William M. Isaac’s Senseless Panic makes great reading for any banker seeking to understand the causes of the near-financial-meltdown. It should be required reading for lawmakers and regulators.
Guided tour of disaster, by a veteran
Isaac, longtime consultant, brings tremendous perspective to the crisis in that he headed the FDIC during the financial downturn of the 1980s.
To provide context he takes the reader back to 1978, and compares the regulatory environment in that recession to the one that existed coming into this one. He draws very clear distinctions between the way the saving and loan crisis was handled by the now-defunct Federal Savings and Loan Insurance Corp. (badly) and the treatment by FDIC of the savings bank downturn (better).
FDIC was able to get out ahead of the looming problems for the savings banks industry and was able to isolate issues, and to a large extent, prevent institutions from attempting to grow out of problems. The resolutions of problem institutions were well orchestrated and matched regulatory rigor with common sense. In Isaac’s opinion, much of this latitude went out the window when Congress subsequently passed legislation mandating Prompt Corrective Action.
From this point, Isaac walks the reader through the “high” points of the earlier crisis. These include the Penn Square failure, the collapse of the Butcher family’s banking empire, and the collapse of Continental Illinois. With the latter, front seats are provided in the boardroom as the issues developed, and FDIC worked to keep a lid on to prevent a systemic spread of the problems.
This brings light to the often-repeated buzzwords, “too big to fail”. The key issue is not the size of the institution, Isaac believes, but the extent to which it is interconnected to the financial system.

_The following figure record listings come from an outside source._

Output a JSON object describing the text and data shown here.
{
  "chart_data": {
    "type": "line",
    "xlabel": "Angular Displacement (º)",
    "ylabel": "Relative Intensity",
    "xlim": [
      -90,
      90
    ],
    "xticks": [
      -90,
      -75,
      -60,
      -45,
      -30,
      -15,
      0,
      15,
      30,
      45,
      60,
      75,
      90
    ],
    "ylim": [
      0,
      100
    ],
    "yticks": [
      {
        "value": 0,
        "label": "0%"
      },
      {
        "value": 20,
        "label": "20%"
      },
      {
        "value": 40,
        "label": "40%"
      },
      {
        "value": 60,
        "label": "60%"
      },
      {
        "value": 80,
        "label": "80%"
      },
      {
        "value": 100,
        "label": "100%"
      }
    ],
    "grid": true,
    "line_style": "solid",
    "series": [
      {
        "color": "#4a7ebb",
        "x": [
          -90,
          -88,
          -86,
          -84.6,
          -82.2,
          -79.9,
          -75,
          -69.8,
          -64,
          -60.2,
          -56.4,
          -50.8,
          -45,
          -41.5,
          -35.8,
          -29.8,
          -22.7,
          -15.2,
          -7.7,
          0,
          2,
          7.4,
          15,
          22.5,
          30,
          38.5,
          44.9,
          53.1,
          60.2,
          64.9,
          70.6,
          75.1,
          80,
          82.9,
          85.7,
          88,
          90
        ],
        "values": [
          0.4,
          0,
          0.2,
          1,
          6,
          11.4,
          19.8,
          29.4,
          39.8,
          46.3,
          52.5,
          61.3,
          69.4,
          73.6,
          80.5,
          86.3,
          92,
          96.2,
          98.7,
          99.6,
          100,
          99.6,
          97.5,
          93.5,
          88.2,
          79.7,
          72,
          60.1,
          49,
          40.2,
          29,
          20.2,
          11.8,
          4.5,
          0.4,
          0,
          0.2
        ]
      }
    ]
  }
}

Putting modern crisis into perspective
Against this background, Isaac reveals the numerous mistakes made from the late 1980s up to, and including, the current situation. They are cataloged, and discussed in great detail. They include many issues which are frequently discussed at ABA events, and are reflective of many efforts by the ABA to help policymakers correct these shortcomings. Among the topics analyzed are mark-to market accounting; deposit insurance premiums; prompt corrective action; capital models which predict the future based solely on a slice of the recent past; loan securitization; loan loss reserves, and, of course, Freddie and Fannie.
Isaac and the ABA share the theme of the pro-cyclical effects that policymakers and regulators have unleashed on the banking industry.
Though a former agency chief, Isaac spares no one who he thinks messed up. Isaac turns a blinding light on the shortcomings of the SEC and FASB in establishing rules and regulations that literally burned billions and billions of dollars of capital out of the banking system, precisely at the worst time. His book provides tremendous depth of insight into their culpability, and should serve as a guide for policymakers in making some changes.
Analyzing Washington’s reaction to failure
Senseless Panic next takes the reader through the crisis and critiques each step taken in what Isaac calls a “schizophrenic failure resolution.” Inconsistencies and political interference are laid bare for the reader.
As the book ends, Isaac shows his prowess as not just a writer who can criticize the past, but one who can offer concrete suggestions for change in the future which, if implemented, could either avoid or blunt future crises.
The solutions are refreshingly laced with common sense, and are remarkably consistent with many ABA positions.
William M. Isaac has once again served his industry well in writing Senseless Panic. It will stand for a long time as a thorough review of what got the industry to where it is today, who is really responsible, and what should be done to prevent it from happening again.